Mariner's Guild
The Mariner's Guild is an association of ship Companies and seafaring businesses operating throughout the Avadian Sovereignty.
Structure
The Mariner's Guild is made up of a number of branches operating in each major city or port in Avadian territory. Each of these branches elects a Representative from among themselves, who represents the group in the Conclave, a regular gathering of the Representatives in a rotating roster of cities. There they act to advance the agenda and interests of their particular branch.
There are two types of by-laws decided upon by the Guild; local by-laws, which govern the local rules of maritime trade and are decided upon by popular vote of all members of a branch, and universal by-laws, which govern the entire Guild and are agreed on by a vote of all Representatives. Each branch also has other officers should they need them, such as treasurers, market specialists, etc.
Public Agenda
The Mariner’s Guild’s public agenda is to advocate for the interests of captains, Companies and trade endeavours related to the seas.
Assets
The guild has vast coffers; not only from the percentage of earnings paid by each member to enjoy their services, but also from donations from wealthy and powerful individuals who want to ensure their co-operation.
Officially the Guild has no standing army or navy. Unofficially, the general rule seems to be that an attack on one guild member is seen as an attack upon all, and raiders and enemy navies can expect reprisals from anybody within the guild. It is also of note that while the Guild does not have an official navy, many of its more prominent members do happen to own armed penteconters and even ex-Admiralty biremes, which may just happen to come across raiders.
History
During the late third century DoM, commerce in the Calinan Sea was at an all-time high, especially with the Avadian Colonies giving the Sovereignty the foothold on the Arikandan and Calinan mainlands it needed to trade in a variety of goods not easily available to them. With that boom in commerce, however, came an unprecedented boom in violent crime on the seas, with unscrupulous raiders taking to the seas and attacking merchant shipping. The Admiralty proved too slow to respond, so in the summer of 220 DoM, a group of independent traders assembled in Port Avadia and agreed to operate as vigilantes. While the act of attacking a vessel unprovoked was illegal, self defense of a vessel was not, and as a result, if armed penteconters through a twist of fate happened upon pirate vessels, they would be obliged to protect themselves. The fact that such raiders were at large for attacking associates of said penteconters was purely a coincidence, naturally.
By the time the Avadian Admiralty determined that these events seemed to be co-ordinated and the result of traders taking the law into their own hands, the Calinan Sea had seen a massive reduction in piracy, to the point where the Assembly would never vote to prosecute these defenders of the seas, and to send them before the Council of Peace would cause a public outcry. So it was that the Mariner's Guild became a tolerated body for the protection of mariners and sea traders.

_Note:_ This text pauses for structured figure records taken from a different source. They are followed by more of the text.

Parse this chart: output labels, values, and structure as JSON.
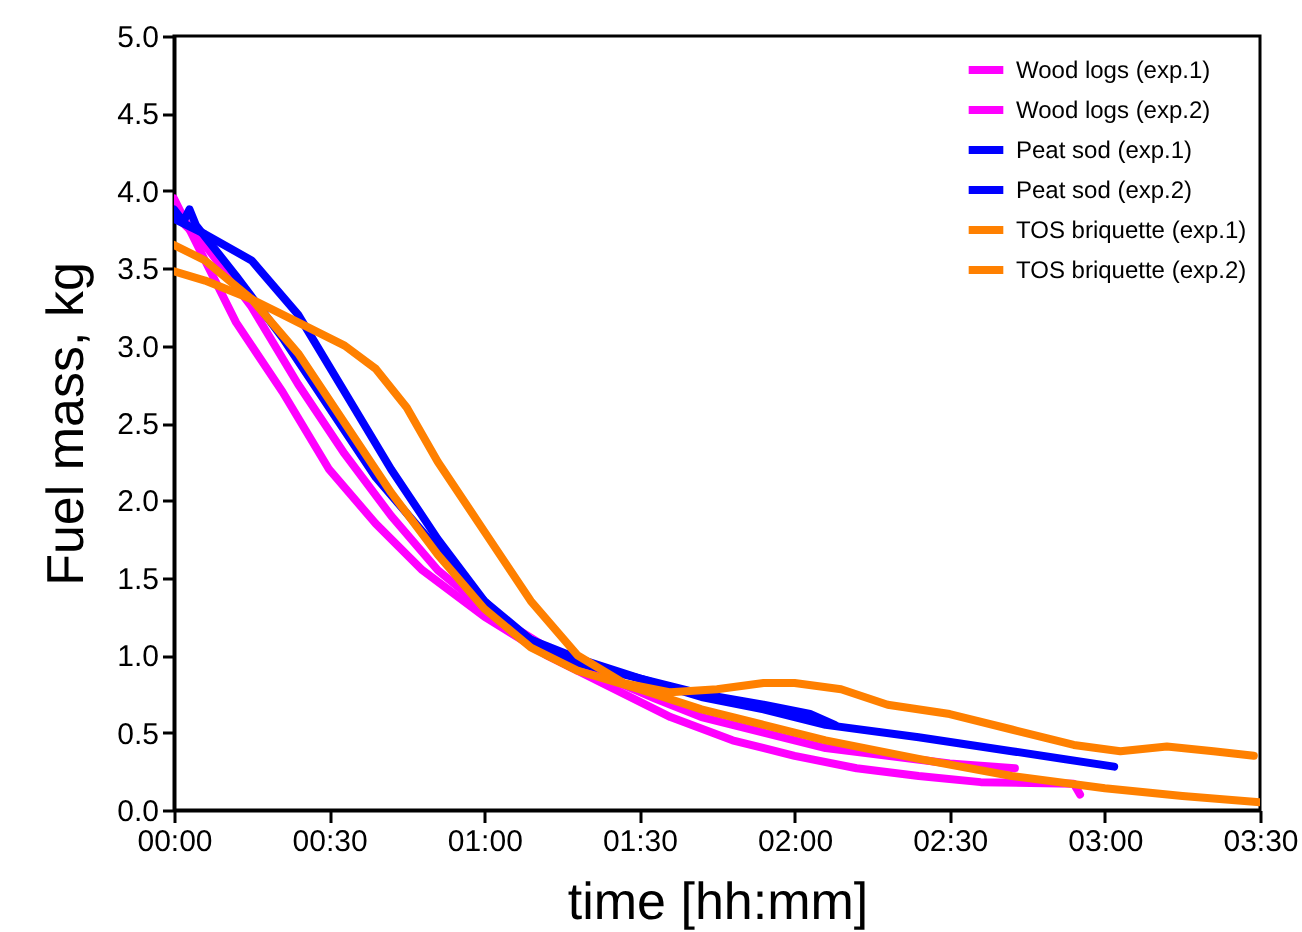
{
  "chart_data": {
    "type": "line",
    "xlabel": "time [hh:mm]",
    "ylabel": "Fuel mass, kg",
    "xlim": [
      0,
      3.5
    ],
    "ylim": [
      0,
      5
    ],
    "xticks": [
      {
        "value": 0,
        "label": "00:00"
      },
      {
        "value": 0.5,
        "label": "00:30"
      },
      {
        "value": 1,
        "label": "01:00"
      },
      {
        "value": 1.5,
        "label": "01:30"
      },
      {
        "value": 2,
        "label": "02:00"
      },
      {
        "value": 2.5,
        "label": "02:30"
      },
      {
        "value": 3,
        "label": "03:00"
      },
      {
        "value": 3.5,
        "label": "03:30"
      }
    ],
    "yticks": [
      {
        "value": 0,
        "label": "0.0"
      },
      {
        "value": 0.5,
        "label": "0.5"
      },
      {
        "value": 1,
        "label": "1.0"
      },
      {
        "value": 1.5,
        "label": "1.5"
      },
      {
        "value": 2,
        "label": "2.0"
      },
      {
        "value": 2.5,
        "label": "2.5"
      },
      {
        "value": 3,
        "label": "3.0"
      },
      {
        "value": 3.5,
        "label": "3.5"
      },
      {
        "value": 4,
        "label": "4.0"
      },
      {
        "value": 4.5,
        "label": "4.5"
      },
      {
        "value": 5,
        "label": "5.0"
      }
    ],
    "grid": false,
    "legend": "top right",
    "series": [
      {
        "name": "Wood logs (exp.1)",
        "color": "#ff00ff",
        "x": [
          0,
          0.05,
          0.2,
          0.35,
          0.5,
          0.65,
          0.8,
          1.0,
          1.2,
          1.4,
          1.6,
          1.8,
          2.0,
          2.2,
          2.4,
          2.6,
          2.9,
          2.92
        ],
        "values": [
          3.95,
          3.75,
          3.15,
          2.7,
          2.2,
          1.85,
          1.55,
          1.25,
          1.0,
          0.8,
          0.6,
          0.45,
          0.35,
          0.27,
          0.22,
          0.18,
          0.17,
          0.1
        ]
      },
      {
        "name": "Wood logs (exp.2)",
        "color": "#ff00ff",
        "x": [
          0,
          0.1,
          0.25,
          0.4,
          0.55,
          0.7,
          0.85,
          1.0,
          1.2,
          1.4,
          1.55,
          1.7,
          1.9,
          2.1,
          2.3,
          2.5,
          2.71
        ],
        "values": [
          3.85,
          3.65,
          3.25,
          2.75,
          2.3,
          1.9,
          1.55,
          1.3,
          1.05,
          0.85,
          0.72,
          0.6,
          0.5,
          0.4,
          0.35,
          0.3,
          0.27
        ]
      },
      {
        "name": "Peat sod (exp.1)",
        "color": "#0000ff",
        "x": [
          0,
          0.1,
          0.25,
          0.4,
          0.55,
          0.7,
          0.85,
          1.0,
          1.15,
          1.3,
          1.5,
          1.7,
          1.9,
          2.1,
          2.4,
          2.7,
          3.03
        ],
        "values": [
          3.82,
          3.72,
          3.55,
          3.2,
          2.7,
          2.2,
          1.75,
          1.35,
          1.1,
          0.98,
          0.85,
          0.73,
          0.65,
          0.55,
          0.47,
          0.38,
          0.28
        ]
      },
      {
        "name": "Peat sod (exp.2)",
        "color": "#0000ff",
        "x": [
          0,
          0.03,
          0.05,
          0.07,
          0.2,
          0.35,
          0.5,
          0.65,
          0.8,
          0.95,
          1.1,
          1.3,
          1.5,
          1.7,
          1.9,
          2.05,
          2.13
        ],
        "values": [
          3.88,
          3.8,
          3.88,
          3.78,
          3.45,
          3.05,
          2.6,
          2.15,
          1.8,
          1.45,
          1.15,
          0.95,
          0.85,
          0.75,
          0.68,
          0.62,
          0.55
        ]
      },
      {
        "name": "TOS briquette (exp.1)",
        "color": "#ff8000",
        "x": [
          0,
          0.1,
          0.25,
          0.4,
          0.55,
          0.7,
          0.85,
          1.0,
          1.15,
          1.3,
          1.5,
          1.7,
          1.9,
          2.1,
          2.4,
          2.7,
          3.0,
          3.25,
          3.5
        ],
        "values": [
          3.65,
          3.55,
          3.3,
          2.95,
          2.5,
          2.05,
          1.65,
          1.3,
          1.05,
          0.9,
          0.78,
          0.65,
          0.55,
          0.45,
          0.33,
          0.22,
          0.14,
          0.09,
          0.05
        ]
      },
      {
        "name": "TOS briquette (exp.2)",
        "color": "#ff8000",
        "x": [
          0,
          0.1,
          0.25,
          0.4,
          0.55,
          0.65,
          0.75,
          0.85,
          1.0,
          1.15,
          1.3,
          1.45,
          1.6,
          1.75,
          1.9,
          2.0,
          2.15,
          2.3,
          2.5,
          2.7,
          2.9,
          3.05,
          3.2,
          3.35,
          3.48
        ],
        "values": [
          3.48,
          3.42,
          3.3,
          3.15,
          3.0,
          2.85,
          2.6,
          2.25,
          1.8,
          1.35,
          1.0,
          0.82,
          0.76,
          0.78,
          0.82,
          0.82,
          0.78,
          0.68,
          0.62,
          0.52,
          0.42,
          0.38,
          0.41,
          0.38,
          0.35
        ]
      }
    ]
  }
}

Throughout the decades, the Guild expanded to take on other aspects of protecting the interests of mariners of all stripes. Ship Companies benefited from association with each other, and all sailors and traders benefited from the negotiation of mutual aid, and agreed standards and practices across Companies and crew. New branches of the Guild opened in ports throughout the Beyan Archipelago, and then further abroad again to the Avadian Colonies. During this time, the concept of co-operation across branches was negotiated, and the Conclave system was proposed to ensure certain global rules throughout the Sovereignty.
In the Three Empires era, the Guild is as influential as it has ever been, with enough money and powerful members that even the Admiralty has to tread carefully around them or face crippling supply and service shortages. To this end, it has come under criticism from particularly large Companies and wealthy independent traders, who argue their rules and regulations are stifling the operations of their own businesses, and the Admiralty itself, who argue that the Guild is overstepping its bounds and encroaching on matters of state. In the last twenty years, there has also been a recent up-surge of independent traders who choose to operate without observation of or membership of the Guild, forming a minor challenge to their hegemony. Finally, the Guild are also butting heads with the new arrivals in the Calinan Sea, the traders of the Kingdom of Kjoqvist, with many Mariners uneasy at what they see as intruders into their rightful waters.